Again an *illustration* (with a BDFL example who is not
happy about the Python performance!).
The following summarizes a little bit the situation.

py32:

>>> timeit.timeit("a = 'hundred'; 'x' in a")
0.09113662222722835
>>> timeit.timeit("a = 'hundre EURO'; 'x' in a")
0.1029297261915687

py33:
timeit.timeit("a = 'hundred'; 'x' in a")
0.12081905832395669
timeit.timeit("a = 'hundre EURO'; 'x' in a")
0.2453480765512026

Ditto for py34

Not only py33+ is worth than py33-. The situation
is even "more worse than worth" with non ascii chars.

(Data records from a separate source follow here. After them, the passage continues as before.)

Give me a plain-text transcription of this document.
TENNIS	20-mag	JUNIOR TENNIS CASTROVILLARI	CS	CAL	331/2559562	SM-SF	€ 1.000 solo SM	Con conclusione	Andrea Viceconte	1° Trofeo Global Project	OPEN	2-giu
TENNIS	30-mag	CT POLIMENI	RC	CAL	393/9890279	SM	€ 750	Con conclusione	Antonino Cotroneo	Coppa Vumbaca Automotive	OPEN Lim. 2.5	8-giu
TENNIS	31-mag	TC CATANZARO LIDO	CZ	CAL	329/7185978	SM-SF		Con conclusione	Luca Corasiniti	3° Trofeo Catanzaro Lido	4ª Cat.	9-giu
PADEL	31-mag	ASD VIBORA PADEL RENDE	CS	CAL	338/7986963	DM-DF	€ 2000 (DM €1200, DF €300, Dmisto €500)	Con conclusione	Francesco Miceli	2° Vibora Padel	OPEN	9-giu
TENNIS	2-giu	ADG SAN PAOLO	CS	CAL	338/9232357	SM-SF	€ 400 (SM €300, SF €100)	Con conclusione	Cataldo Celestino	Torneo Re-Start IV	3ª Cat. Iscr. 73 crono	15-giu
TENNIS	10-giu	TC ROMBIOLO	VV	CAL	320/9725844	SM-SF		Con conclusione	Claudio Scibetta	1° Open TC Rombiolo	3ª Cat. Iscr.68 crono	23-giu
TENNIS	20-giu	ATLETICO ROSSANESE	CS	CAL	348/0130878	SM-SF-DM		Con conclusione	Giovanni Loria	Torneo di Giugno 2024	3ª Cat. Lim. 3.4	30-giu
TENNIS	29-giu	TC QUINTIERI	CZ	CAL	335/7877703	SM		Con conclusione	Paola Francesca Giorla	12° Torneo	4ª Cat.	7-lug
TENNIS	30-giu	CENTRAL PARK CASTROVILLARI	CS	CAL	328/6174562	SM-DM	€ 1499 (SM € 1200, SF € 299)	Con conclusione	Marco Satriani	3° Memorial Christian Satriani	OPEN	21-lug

The memory situation is not better.

py33
>>> sys.getsizeof('a')
26
>>> sys.getsizeof('EURO')
40
>>> sys.getsizeof('\U00010000')
44

This is very easy to explain with a sheet of paper
and a pencil (should I write a blackboard and
a piece of chalk?).

----

I'm still using Python, it just becomes the best tool
to illustrate unicode! (when it is not failing or
crashing).

Do not blame me, if I do not recommend Python and
if I'm using Python a demonstration tool, it is
impossible to find something worse when it comes
to unicode handling.

There are plenty of other very bad side effects
(prerequisite stuff: a good undestanding of the
coding of characters and unicode).

When I see all these links pointing to wikipedia
or other sites, and practically never on the
unicode.org ...

I'm optimistic, py devs will never put their
fingers in a TeX unicode engine, how could
it be? ;-)

I'm observing all this stuff from a unicode perspective.
Nothing wrong. Hobbyist tools will always stay hobbyist
tools.

jmf